Wilde didn’t miss a beat when she was interrupted by the mysterious envelope, carrying on with her presentation at the Las Vegas convention.
“I hated that this nastiness distracted from the work of so many different people and the studio that I was up there representing,” Wilde says. “To try to sabotage that was really vicious. But I had a job to do; I’m not easily distracted.
She adds, “But, you know, sadly, it was not something that was entirely surprising to me. I mean, there’s a reason I left that relationship.”
A judge recently ruled in Wilde’s favor that California is their children’s home state; not New York for which Sudeikis petitioned. Wilde first moved to London a few years ago with her family because that’s where Sudeikis films “Ted Lasso,” and she now splits her time between the UK and LA
“The only people who suffered were my kids, because they’ll have to see that, and they shouldn’t ever have to know that happened. For me, it was appalling, but the victims were an 8- and 5-year-old, and that’s really sad,” Wilde says of the CinemaCon incident. “I chose to become an actress; I willingly walked into the spotlight. But it’s not something my children have asked for. And when my kids are dragged into it, it’s deeply painful.”
In her cover story, Wilde also reveals to Variety that she made the decision to push back her next directorial project, “Perfect,” which was originally supposed to be in production this summer. Wilde says she realized this was not the right time to be away from her children with the long hours on set that are required of a director.
“Perfect” is a 1990s-set biopic about Olympic gold medalist Kerry Strug, who will be played by Thomasin McKenzie. The Searchlight Pictures film was first announced in 2020.
Wilde says that the film recently went back into re-development, so that the script could be re-worked to reflect all that’s transpired with the USA Gymnastics sex-abuse scandal, which involved hundreds of victims and resulted in brave testimony from Olympians like Aly Raisman and Simone Biles.

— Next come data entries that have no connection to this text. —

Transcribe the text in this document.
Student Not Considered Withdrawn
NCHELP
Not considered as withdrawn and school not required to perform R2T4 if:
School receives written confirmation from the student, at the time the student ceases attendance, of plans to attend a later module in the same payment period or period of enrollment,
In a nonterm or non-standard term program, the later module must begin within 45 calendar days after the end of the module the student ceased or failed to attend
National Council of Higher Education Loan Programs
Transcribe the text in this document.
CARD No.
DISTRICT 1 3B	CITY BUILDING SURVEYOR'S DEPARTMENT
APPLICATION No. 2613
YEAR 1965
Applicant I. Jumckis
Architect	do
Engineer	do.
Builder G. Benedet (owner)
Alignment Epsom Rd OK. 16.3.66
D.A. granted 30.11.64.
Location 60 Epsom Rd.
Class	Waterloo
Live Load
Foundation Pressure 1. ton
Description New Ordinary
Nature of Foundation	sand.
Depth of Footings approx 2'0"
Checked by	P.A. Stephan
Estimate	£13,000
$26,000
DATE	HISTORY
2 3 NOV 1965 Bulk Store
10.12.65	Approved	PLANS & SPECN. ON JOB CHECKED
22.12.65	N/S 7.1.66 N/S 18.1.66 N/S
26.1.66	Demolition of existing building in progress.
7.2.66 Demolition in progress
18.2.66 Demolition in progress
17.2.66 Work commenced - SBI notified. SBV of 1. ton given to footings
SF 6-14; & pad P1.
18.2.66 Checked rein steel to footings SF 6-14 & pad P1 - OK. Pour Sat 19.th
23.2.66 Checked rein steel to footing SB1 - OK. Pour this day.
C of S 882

The film will still be based in the ’90s and not in current times, but is being further developed to better portray the characters involved in USA Gymnastics, with all that has come to light over the past few years.
With the film going back into development, Wilde decided that she also needed a break. “It became clear to me that this year was a time for me to be a stay-at-home mom,” she says. “It was not the year for me to be on a set, which is totally all-encompassing. It was time for me to pause and devote myself to the kids when I have them.”
Of her two children, Wilde says, “They are my world… They are my best friends.”